Dear Thomas,

You got a bloody nose yesterday morning.  Coupled with fatigue from a day or two of erratic eating and sleeping, it pushed you over the edge.

You couldn’t stop moving and flailing your arms and crying.  You had a king-sized tantrum.

The blood dropped big red polka dots all over our beige tile.  The sight of it disturbed you even more.

At the height of your misery, you screamed “no school” at the top of your lungs.  You were shaking when you tried to scream it again.  It came out softer and more defeated the second time.

So I let you stay home.

My decision put visible peace on your face.

As I used some windex and a mop to clean up the floor, you took a pen to your dry erase calendar and circled the rest of the week.  You said “today, no school.  Tomorrow, yes school.”  You understood the trade off.  I let you stay home and you go without complaint the next four days.

We go through odd cycles with you.  There are weeks, sometimes even a month, during which all is well and somewhat uneventful.

Then there are the bloody nose days.  Or the “no sunny!” days.  Or the “no-all-gone-the-too-much-cheese-goldfish” days.

We can’t plan for those.  They are what they are.  They happen when they happen.

Your daddy and I have to roll with the emotional punches.  We wait out your tantrums, try to feed you something, try to calm you down, and then move on.  And we have to do it without defeat and without concern for what anyone else thinks of us, or you, or how we handle things in our family.  That’s not always easy, but we do it.

We start over everyday.

This morning you were upset that I wouldn’t give you 60 minutes on the timer to play on the computer, but you got up too late for that.  And you dawdled.  Ultimately, you conceded to eliminating most of our time at the grocery store on the way to school.  You are a crafty time manager.

Miraculously, we made it just as the final bell rang.  I didn’t even get a satisfactory goodbye from you before I had to walk away.  I hate that – leaving before I’m certain you consciously see me and know that I’m going.  It makes me worry.

I know that you recover from your upsets quickly.  I’ve witnessed the return of your cheery demeanor quite often.  It usually just take a few bites of peanut butter and jelly to bring it back.

By the time I get back in my car each morning, I feel like I’ve run an emotional marathon.  I usually have to sit there a minute and collect my scattered thoughts before I can start the car and drive to my next destination.
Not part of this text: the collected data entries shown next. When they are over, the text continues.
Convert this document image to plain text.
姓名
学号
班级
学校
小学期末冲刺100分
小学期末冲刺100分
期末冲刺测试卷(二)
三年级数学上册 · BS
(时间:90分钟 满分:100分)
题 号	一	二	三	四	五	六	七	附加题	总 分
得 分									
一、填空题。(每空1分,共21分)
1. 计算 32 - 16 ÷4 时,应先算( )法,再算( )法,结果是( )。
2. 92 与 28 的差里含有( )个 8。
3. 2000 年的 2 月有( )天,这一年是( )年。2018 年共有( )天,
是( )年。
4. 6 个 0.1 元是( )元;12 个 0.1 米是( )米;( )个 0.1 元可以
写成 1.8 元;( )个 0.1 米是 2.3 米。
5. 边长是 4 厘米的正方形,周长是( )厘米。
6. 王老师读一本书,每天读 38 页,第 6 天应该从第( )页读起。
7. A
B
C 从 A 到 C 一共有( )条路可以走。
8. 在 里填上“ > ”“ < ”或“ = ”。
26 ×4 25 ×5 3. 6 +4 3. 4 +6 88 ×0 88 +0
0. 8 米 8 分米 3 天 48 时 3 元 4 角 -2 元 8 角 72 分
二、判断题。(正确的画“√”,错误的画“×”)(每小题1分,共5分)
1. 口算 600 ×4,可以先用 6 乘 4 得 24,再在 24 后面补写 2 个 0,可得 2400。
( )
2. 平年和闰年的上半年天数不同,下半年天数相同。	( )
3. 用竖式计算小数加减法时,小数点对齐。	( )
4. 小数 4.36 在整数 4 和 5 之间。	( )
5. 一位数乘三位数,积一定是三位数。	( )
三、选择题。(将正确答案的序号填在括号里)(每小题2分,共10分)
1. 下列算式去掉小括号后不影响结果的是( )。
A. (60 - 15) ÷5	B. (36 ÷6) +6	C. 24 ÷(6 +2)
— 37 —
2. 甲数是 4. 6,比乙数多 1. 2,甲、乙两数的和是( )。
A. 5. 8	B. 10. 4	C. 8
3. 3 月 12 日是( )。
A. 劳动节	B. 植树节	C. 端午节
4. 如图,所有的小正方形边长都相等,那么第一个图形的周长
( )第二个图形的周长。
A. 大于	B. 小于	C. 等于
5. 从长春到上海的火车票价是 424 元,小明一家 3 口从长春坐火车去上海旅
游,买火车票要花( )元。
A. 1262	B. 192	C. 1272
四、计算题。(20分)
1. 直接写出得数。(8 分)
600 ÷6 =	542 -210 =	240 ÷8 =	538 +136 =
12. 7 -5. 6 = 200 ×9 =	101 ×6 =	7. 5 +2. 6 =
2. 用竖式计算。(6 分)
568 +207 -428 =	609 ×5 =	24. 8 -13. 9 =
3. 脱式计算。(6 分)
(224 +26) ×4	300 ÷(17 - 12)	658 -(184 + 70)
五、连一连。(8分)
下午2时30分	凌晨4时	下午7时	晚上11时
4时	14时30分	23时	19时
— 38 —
Whatever the mood between us when I drop you with your teacher, I can’t wait to see you at the end of each day.

I am sorry that we’ve had a difficult few mornings.

I will try harder to be the right mommy for you, because you are absolutely the right little boy for me.

You are the sweetest, smartest, cutest, kindest, most beautiful baby boy that ever lived.

I love you.

-Mommy

P.S. We took that top picture of you at Legoland a few weeks ago.  The bottom picture was taken at the Zoo in March.  You love to hug the characters.  🙂

♥♥

13 thoughts on “Dear Thomas,

  1. You are, more than likely, the best loved daughter in the entire universe, and I know, for a fact, that you are the best Mother.

  2. You are an incredible mother. (Although having three incredibly sweet, smart, cute, kind and beautiful sons myself I’m not convinced about *that* line!)

      • Pleased that it made sense to you. I haven’t worked much with autistic children, do you think it would work with children on the spectrum too?

        • Absolutely. It took a long time for us to learn to do that and even longer to let go of the guilt we had in turning or walking away for a moment. It’s so important to reinforce their understanding that the bad behavior doesn’t command your attention the way the good behavior does. It was really hard for us when Thomas was young. The louder and more out of control he got, the more we seemed to make noise right back. I wish we’d known then what we know now about all of this!!